Gluestick TypeScript

A powerful TypeScript library for data processing and ETL operations on the hotglue IPaaS platform, built with Polars for high-performance data manipulation. Supports multiple export formats including CSV, JSON, Parquet, and Singer specification.

Installation

npm install @hotglue/gluestick-ts

Quick Start

import * as gs from '@hotglue/gluestick-ts';

// Create a Reader to access your data
const reader = new gs.Reader();

// Get available data streams
const streams = reader.keys();
console.log('Available streams:', streams);

// Read and process a specific stream
const dataFrame = reader.get('your_stream_name', { catalogTypes: true });

// Export processed data (defaults to singer)
gs.toExport(dataFrame, 'output_name', './etl-output');

// Export as CSV
gs.toExport(dataFrame, 'output_name', './etl-output', { exportFormat: 'csv' });

Core Components

Reader Class

The Reader class is your main interface for accessing data streams:

const reader = new gs.Reader(inputDir?, rootDir?);

Methods:

get(stream, options) - Read a specific stream as a Polars DataFrame
keys() - Get all available stream names
getPk(stream) - Get primary keys for a stream from catalog

Options:

catalogTypes: boolean - Use catalog for automatic type inference
Other options will be passed through to Polars when reading.

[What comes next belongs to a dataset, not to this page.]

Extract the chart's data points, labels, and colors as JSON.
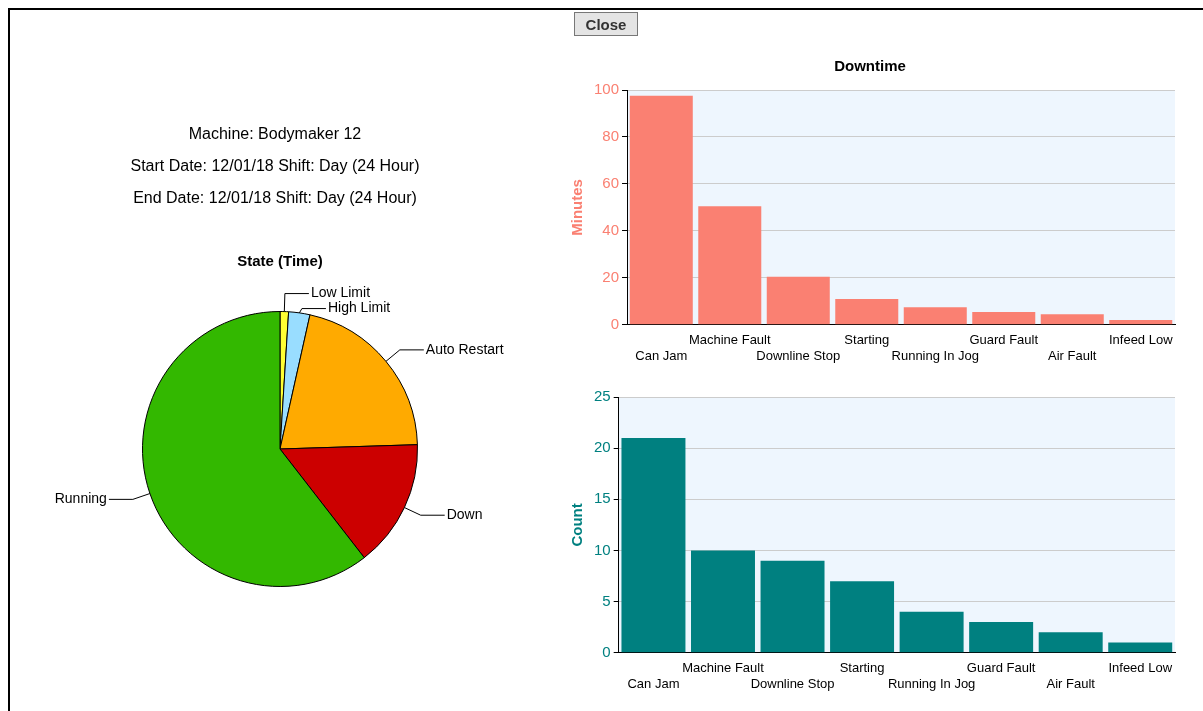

See ReadCSV and ReadParquet options for more information

Export Functions

Export your processed data in multiple formats:

gs.toExport(dataFrame, outputName, outputDir, options?);

Supported formats:

Singer (default) - Singer specification format for data integration
CSV - Comma-separated values
JSON - Single JSON array
JSONL - Newline-delimited JSON
Parquet - Columnar storage format

Development

Build the project:

npm run build

Run examples:

# Run CSV processing example
npm run run:example:csv

# Run Parquet processing example  
npm run run:example:parquet

API Reference

Reader Constructor

new Reader(inputDir?: string, rootDir?: string)

inputDir - Custom input directory (default: ${rootDir}/sync-output)
rootDir - Root directory (default: process.env.ROOT_DIR || '.')

Reader Methods

`get(stream: string, options?: ReadOptions): DataFrame | null`

Read a data stream as a Polars DataFrame.

const df = reader.get('users', { catalogTypes: true });

Options:

catalogTypes: boolean - Use catalog for automatic type inference

`keys(): string[]`

Get all available stream names.

const streams = reader.keys();
// Returns: ['users', 'orders', 'products']

`getPk(stream: string): string[] | null`

Get primary keys for a stream from the catalog.

const primaryKeys = reader.getPk('users');
// Returns: ['id']

Export Function

toExport(
  dataFrame: DataFrame,
  outputName: string,
  outputDir: string,
  options?: ExportOptions
): void

Parameters:

dataFrame - Polars DataFrame to export
outputName - Name for the output file (without extension)
outputDir - Directory to write the output file
options - Export configuration options

Export Options:

interface ExportOptions {
  exportFormat?: 'csv' | 'json' | 'jsonl' | 'parquet' | 'singer';
  outputFilePrefix?: string;
  keys?: string[];  // Primary keys for the data
  stringifyObjects?: boolean;
  reservedVariables?: Record<string, string>;
  allowObjects?: boolean;  // For Singer format
  schema?: SingerHeaderMap;  // For Singer format
}

Examples:

// Export as CSV with prefix
gs.toExport(dataFrame, 'processed_users', './output', {
  exportFormat: 'csv',
  outputFilePrefix: 'tenant_123_',
  keys: ['user_id']
});

// Export as Singer format
gs.toExport(dataFrame, 'processed_users', './output', {
  exportFormat: 'singer',
  allowObjects: true,
  keys: ['user_id']
});

Singer Format Support

Export data in Singer specification format for data integration pipelines:

// Basic Singer export
gs.toExport(dataFrame, 'users', './output', {
  exportFormat: 'singer',
  keys: ['id']
});

// Singer export with object support
gs.toExport(dataFrame, 'users', './output', {
  exportFormat: 'singer',
  allowObjects: true,
  keys: ['id']
});

The Singer export automatically generates SCHEMA, RECORD, and STATE messages according to the Singer specification.